値付けを原価計算の作業だと思い込んでいる人ほど、発想を一段ひっくり返される場面です。付け加えれば、初期費用を消耗品の代金に溶かして回収するこの手口は、機器を実質無償にして月額で稼ぐ現代のサブスクリプション商法を先取りしています。

四十年近く前の物語から、いまも使える型がそのまま取り出せるところに本書の息の長さがあります。

良い戦略は子どもにも説明できる——実行を止めない仕組み

もう一つ現場で効く目印が「戦略は十分にシンプルか」という問いです。三枝さんは、良い戦略ほど極めて単純明快だと言います。父親が夕食の席で子どもに説明しても伝わるくらいで、時間をかけて複雑に語らないと理解されない戦略は、たいてい実戦で効かない悪い戦略だ、と。

単純だからこそ社員が理解でき、組織のベクトルが一つに束なる。広川の戦略が強かったのも、「敵の大口客に、初期投資ゼロで攻める」と一言で言えたからでした。

ただし、良い戦略があっても人は自然には動きません。そこで三枝さんは、日本的な「和の経営」やボトムアップをあえて否定し、組織の適度な不安定化がいつも必要だと説きます。

停滞した組織に高い目標を突きつけ、体制をいじり、意図的に「ゆらぎ」を起こす。人の育て方も同じで、「君らの足より少し大きめの靴をやるから、勝手に自分で足を靴に合わせろ」という三枝さんの言葉のとおり、実力より少し重い責任を背負わせて潜在能力を引き出します。

さらに戦略を言いっ放しにしないため、複雑な営業日報を廃し、顧客ごとの進捗を記号でコード化する。未訪問はF、初回訪問はE、受注はA0といった具合に段階を刻み、一枚のシートで全員の進み具合を毎週しつこく追う。

壮大な理念より、この地味な運用の徹底こそが実行を支えている点は見逃せません。

カンは才能ではない——失敗の疑似体験で後天的に磨かれる

最後に印象に残るのが、経営の「カン」をめぐる見方です。優れた経営者の直感は生まれつきの才能ではない、と三枝さんは言います。論理的にプランニングし、計画どおりにいかなかったときに原因を追う。

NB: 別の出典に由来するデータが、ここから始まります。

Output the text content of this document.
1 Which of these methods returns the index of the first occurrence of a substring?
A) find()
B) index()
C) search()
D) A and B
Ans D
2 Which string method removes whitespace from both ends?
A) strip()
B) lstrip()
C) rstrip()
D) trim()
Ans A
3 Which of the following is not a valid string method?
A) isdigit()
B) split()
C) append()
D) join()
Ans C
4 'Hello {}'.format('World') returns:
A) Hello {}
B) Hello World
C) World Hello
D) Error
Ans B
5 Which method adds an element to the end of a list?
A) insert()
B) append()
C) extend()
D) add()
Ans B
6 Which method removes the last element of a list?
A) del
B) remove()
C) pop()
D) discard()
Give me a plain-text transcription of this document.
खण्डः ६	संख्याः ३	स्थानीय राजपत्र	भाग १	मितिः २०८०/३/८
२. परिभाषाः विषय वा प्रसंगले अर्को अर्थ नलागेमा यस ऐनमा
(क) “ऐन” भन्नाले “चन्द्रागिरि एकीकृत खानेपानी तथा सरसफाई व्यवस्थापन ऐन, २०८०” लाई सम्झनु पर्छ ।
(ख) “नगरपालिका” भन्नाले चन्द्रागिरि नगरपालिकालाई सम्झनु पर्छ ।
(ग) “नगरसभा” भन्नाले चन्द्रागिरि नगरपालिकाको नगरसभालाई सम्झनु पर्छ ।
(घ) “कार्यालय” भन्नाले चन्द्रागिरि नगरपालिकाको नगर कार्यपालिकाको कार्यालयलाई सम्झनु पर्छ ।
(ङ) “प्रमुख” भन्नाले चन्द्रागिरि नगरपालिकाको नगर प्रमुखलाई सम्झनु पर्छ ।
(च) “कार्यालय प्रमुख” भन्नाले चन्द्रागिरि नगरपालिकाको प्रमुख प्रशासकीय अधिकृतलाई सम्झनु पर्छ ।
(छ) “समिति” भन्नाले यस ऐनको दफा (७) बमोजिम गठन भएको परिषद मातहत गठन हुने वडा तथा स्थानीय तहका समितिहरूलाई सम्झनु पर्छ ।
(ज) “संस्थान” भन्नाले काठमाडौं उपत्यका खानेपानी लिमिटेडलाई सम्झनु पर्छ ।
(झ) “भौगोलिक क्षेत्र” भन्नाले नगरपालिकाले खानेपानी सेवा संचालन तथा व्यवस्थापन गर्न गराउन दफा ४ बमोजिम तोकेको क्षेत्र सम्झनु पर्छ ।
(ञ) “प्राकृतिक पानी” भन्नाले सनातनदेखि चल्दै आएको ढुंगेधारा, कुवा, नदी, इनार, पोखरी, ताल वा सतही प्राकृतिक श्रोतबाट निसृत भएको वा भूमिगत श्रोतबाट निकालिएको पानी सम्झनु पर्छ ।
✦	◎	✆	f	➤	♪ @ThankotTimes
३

その反復で「経営の因果律」、つまり原因と結果のつながりのデータベースが体に溜まっていく。カンの冴えた人は、この因果律を実体験から数多く知っているだけだ、と。

だからカンとプランニングは対立せず、むしろ補い合う。失敗の疑似体験を重ねるほど直感は後天的に磨かれるというこの見方は、失敗を恐れて動けない人の背中を押します。

物語だと侮れないのは、著者自身が同じ道を歩いてきたからです。三枝さんは20代でボストン・コンサルティング・グループに身を置き、33歳で合弁会社の代表取締役として赤字事業の再建に乗り出し、社員300名規模の優良企業へ育て上げました。

倒産寸前のベンチャー再建を社長として引き受けた経験もあります。だからこそ彼は30代に強く挑戦を促す。若いうちの失敗は残りの人生で十分回復できるし、日本企業は若くしてリスクを背負う機会が乏しく、米国との経験差が数十倍にもなると指摘します。

ただし本書には作者自身の留保もあります。あとがきで三枝さんは、戦略の切れ味に重心を置いたぶん、実際の変革で生じる政治的な軋轢や感情のもつれをかなり綺麗に整理して描いた、と認めています。

現実の変革は、物語よりずっとドロドロするでしょう。それでも一冊から一つ持ち帰るなら、曲がり角の先が見えないからと座り込んでいても何も始まらない、自分で自分の背中を押してとりあえず角まで歩いてみろ、という姿勢です。あなたの目の前にある「無理な数字」は、本当に無理なのか。

もう一度だけ疑ってみる価値は、十分にあります。